AIDS/LifeCycle is the largest single AIDS fundraising event in the world; last year it raised over $11 million for San Francisco AIDS Foundation and the LA Gay and Lesbian Center's Jeffrey Goodman Clinic, for direct services to people living with HIV and AIDS. The important stuff is right here:
My AIDS/LifeCycle Homepage but there's more after the break.
My homepage includes more information about me and the people in whose memories I ride, as well as a training blog and links to numerous (and I do mean numerous) photos from previous years as well as from training rides. But let me give you some background here.
Back in 1994 the LA Gay and Lesbian Center contracted with Pallotta Teamworks, a for-profit company, to produce a fundraiser for their recently-created AIDS service clinic. The following year, the San Francisco AIDS Foundation signed on as an additional beneficiary of the event. Participants registered to raise money for one entity or the other; folks from LA generally rode for the Center, folks from the Bay Area (who soon became the larger contingent) generally raised funds for the Foundation. After the eight California rides (and other AIDS Rides in various locations), the beneficiaries found it necessary to sever their ties with the original production company due to excessive overhead costs. The other Pallotta-produced events all failed the following year and Pallotta Teamworks declared bankruptcy. Everywhere outside of California, the larger events broke down into smaller, shorter ones, but we kept our original format, with the beneficiaries producing the event on their own. I rode in California AIDS Rides 6, 7 and 8, which is how I come to be a participant in my ninth ride (I sat out 2002, which saw the final AIDS Rides and the first AIDS/LifeCycle).
Why would anyone be so silly as to ride a bike 545 miles in a week? Everyone who participates has their reasons but HIV and AIDS affect me in deeply personal ways. I tested positive for HIV in 1985 and, two years later, was able to ascertain that I'd been positive since no later than early 1981 (I'm fairly sure that I was infected in December of 1980). From 1983 onwards I have lost over 160 friends, co-workers, neighbors, and acquaintances to AIDS, including two partners.
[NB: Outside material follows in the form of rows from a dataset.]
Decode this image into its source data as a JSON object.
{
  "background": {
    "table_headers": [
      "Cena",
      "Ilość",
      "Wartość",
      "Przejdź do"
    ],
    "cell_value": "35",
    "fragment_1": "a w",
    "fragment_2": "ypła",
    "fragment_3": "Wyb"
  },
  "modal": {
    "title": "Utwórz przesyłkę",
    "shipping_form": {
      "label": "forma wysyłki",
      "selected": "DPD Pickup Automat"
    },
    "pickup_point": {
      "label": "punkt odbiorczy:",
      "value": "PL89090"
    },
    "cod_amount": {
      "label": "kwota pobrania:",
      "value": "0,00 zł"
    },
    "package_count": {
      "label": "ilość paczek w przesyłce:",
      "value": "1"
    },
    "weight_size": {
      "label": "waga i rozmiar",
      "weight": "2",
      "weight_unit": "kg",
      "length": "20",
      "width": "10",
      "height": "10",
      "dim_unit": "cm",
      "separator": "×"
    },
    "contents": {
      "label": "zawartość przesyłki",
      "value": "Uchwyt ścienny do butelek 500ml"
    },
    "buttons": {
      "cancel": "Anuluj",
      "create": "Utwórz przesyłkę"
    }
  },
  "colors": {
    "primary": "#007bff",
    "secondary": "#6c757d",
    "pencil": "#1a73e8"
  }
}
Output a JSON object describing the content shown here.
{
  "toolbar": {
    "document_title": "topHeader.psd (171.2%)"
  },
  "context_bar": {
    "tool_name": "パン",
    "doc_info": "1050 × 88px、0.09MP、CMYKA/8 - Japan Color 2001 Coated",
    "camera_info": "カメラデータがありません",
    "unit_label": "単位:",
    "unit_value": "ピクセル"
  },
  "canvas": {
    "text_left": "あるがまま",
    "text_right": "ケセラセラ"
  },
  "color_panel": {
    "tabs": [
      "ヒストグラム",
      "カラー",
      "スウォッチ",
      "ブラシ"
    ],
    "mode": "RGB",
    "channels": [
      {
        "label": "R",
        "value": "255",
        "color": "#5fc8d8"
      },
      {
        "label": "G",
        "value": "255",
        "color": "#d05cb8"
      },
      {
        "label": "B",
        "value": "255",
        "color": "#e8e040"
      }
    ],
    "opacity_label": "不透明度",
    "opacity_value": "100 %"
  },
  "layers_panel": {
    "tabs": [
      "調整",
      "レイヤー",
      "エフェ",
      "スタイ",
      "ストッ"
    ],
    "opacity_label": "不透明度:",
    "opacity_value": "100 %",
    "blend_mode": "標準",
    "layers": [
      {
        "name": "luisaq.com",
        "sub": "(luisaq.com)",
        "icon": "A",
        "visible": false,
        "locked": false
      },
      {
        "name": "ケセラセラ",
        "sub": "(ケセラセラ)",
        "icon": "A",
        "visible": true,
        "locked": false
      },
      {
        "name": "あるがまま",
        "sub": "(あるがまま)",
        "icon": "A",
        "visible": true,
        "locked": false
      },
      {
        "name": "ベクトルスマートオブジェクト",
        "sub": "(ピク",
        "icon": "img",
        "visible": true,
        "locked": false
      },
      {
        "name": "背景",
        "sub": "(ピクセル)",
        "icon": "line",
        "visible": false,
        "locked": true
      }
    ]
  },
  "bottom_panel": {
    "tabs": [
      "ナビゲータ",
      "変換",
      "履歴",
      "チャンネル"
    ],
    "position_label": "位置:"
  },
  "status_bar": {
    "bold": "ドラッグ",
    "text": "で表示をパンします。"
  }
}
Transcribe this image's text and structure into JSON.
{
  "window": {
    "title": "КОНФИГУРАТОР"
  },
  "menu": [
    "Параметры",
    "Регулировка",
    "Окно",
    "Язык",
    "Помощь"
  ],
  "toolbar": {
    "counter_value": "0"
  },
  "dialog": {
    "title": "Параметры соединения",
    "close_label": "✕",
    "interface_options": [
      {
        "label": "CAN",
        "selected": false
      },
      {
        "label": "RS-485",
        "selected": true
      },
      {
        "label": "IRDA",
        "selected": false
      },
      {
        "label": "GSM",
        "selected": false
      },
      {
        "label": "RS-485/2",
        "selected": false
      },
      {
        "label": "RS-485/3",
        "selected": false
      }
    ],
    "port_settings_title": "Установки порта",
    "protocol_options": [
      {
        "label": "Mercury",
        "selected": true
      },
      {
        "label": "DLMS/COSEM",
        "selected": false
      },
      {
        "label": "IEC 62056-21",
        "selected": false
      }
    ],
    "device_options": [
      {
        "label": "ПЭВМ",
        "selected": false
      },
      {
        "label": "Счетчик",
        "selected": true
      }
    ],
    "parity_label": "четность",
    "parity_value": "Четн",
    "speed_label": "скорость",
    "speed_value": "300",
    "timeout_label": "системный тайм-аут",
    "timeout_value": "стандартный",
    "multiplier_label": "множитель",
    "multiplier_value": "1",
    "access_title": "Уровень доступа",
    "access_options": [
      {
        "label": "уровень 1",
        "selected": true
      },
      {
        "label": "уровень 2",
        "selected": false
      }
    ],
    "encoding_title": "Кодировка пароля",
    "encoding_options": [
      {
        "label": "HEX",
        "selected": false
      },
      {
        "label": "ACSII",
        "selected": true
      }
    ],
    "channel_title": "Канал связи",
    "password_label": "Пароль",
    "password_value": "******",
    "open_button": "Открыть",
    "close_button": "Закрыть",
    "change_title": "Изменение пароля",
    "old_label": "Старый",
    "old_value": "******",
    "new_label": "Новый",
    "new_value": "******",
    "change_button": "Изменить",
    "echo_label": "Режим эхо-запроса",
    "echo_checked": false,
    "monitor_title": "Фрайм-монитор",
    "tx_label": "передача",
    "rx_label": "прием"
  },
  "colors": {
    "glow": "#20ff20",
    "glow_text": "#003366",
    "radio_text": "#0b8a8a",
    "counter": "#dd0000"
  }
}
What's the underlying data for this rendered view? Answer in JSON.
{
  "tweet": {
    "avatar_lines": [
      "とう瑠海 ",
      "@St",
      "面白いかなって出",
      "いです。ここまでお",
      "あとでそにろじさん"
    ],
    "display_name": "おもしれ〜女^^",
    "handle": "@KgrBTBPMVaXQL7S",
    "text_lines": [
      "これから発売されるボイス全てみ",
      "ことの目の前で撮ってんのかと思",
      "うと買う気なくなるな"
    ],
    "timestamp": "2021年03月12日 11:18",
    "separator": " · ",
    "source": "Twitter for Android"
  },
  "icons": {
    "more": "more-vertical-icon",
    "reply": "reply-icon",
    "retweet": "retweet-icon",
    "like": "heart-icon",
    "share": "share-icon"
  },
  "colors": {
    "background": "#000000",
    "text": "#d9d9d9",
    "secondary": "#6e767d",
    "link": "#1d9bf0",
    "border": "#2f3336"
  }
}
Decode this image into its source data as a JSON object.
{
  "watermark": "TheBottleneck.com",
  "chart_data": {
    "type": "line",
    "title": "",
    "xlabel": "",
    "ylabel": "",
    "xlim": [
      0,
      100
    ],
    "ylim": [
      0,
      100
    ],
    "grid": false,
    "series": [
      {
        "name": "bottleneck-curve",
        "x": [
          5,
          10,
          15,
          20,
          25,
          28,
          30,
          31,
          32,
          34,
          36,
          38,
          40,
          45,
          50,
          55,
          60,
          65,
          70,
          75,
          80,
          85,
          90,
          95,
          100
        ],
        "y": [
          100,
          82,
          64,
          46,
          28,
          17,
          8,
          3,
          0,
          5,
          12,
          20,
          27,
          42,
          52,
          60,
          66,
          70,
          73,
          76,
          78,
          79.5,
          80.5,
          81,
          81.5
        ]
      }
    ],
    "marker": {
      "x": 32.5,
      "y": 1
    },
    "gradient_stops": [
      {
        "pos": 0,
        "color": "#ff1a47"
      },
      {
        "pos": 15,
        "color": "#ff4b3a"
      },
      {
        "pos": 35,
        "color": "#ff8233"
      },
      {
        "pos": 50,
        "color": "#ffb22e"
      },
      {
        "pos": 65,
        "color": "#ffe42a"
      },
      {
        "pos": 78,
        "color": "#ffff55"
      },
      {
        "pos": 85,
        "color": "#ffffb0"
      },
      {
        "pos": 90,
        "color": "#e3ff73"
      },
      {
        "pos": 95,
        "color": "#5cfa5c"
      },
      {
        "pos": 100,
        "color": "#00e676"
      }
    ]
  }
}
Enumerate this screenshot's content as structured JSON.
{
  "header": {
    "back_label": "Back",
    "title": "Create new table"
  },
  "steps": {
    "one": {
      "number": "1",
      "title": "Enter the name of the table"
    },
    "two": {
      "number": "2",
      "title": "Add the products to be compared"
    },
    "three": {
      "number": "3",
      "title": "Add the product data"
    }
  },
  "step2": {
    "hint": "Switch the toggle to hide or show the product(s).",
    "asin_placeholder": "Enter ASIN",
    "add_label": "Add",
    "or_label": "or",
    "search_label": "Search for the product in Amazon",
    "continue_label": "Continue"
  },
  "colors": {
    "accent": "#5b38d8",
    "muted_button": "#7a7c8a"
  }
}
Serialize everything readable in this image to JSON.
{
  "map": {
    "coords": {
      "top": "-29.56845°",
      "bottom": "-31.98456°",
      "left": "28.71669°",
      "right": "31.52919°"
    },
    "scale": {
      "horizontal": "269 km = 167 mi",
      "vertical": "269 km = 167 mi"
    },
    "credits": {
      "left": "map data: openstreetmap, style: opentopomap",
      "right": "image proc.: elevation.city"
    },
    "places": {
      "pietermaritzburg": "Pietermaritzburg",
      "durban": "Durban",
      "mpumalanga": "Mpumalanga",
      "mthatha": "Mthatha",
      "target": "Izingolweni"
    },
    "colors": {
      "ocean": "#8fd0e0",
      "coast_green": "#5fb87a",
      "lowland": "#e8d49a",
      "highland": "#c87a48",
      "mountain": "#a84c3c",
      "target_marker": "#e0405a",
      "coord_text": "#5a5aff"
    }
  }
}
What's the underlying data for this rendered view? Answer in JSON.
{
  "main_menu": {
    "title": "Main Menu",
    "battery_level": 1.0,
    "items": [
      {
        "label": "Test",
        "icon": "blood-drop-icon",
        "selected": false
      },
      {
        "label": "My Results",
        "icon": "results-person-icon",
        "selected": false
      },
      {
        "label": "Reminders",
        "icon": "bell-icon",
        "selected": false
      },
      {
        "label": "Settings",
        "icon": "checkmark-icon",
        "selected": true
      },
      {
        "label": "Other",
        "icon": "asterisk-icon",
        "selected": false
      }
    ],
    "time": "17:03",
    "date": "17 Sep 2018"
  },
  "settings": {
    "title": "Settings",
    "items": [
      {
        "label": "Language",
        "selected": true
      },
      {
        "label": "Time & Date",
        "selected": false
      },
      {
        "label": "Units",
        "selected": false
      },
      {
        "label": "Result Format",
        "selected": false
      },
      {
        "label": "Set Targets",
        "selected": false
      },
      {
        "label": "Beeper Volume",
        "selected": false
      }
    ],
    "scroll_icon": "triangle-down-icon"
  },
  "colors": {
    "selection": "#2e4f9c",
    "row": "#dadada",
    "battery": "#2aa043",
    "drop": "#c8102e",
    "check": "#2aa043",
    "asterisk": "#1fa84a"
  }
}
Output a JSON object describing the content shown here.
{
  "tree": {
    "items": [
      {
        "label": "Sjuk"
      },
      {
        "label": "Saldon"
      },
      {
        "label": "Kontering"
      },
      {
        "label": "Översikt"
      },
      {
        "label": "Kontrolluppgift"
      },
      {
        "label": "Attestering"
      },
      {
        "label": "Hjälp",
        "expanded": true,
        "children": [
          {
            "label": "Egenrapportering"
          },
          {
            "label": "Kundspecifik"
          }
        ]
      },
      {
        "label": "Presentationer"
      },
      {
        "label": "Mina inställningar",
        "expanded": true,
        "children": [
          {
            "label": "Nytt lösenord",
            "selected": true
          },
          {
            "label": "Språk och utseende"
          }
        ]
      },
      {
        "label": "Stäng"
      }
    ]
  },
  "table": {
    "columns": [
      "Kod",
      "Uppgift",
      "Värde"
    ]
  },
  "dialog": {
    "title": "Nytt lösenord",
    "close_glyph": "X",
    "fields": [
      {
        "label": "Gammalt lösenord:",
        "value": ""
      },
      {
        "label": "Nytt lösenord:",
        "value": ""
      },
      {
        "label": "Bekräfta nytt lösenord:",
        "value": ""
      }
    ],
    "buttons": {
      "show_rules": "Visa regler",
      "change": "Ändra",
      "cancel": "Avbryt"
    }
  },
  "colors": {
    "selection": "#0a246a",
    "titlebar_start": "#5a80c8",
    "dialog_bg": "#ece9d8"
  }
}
As a San Franciscan in good standing, I raise funds for the San Francisco AIDS Foundation. Not everyone loves the Foundation, but without it, things would just be worse. I'll give you a link to their website, www.sfaf.org just so you can see what they actually do. And, lest there's any concern that overhead on this event is too high, last year, 68% of the funds raised were used to provide actual services to those in need of them.
Last year's ride had 2,330 riders, this year's will be larger. Last year, I raised $6,123; this year I am to raise more than that. I'll ride as long as I can, or until there's a cure.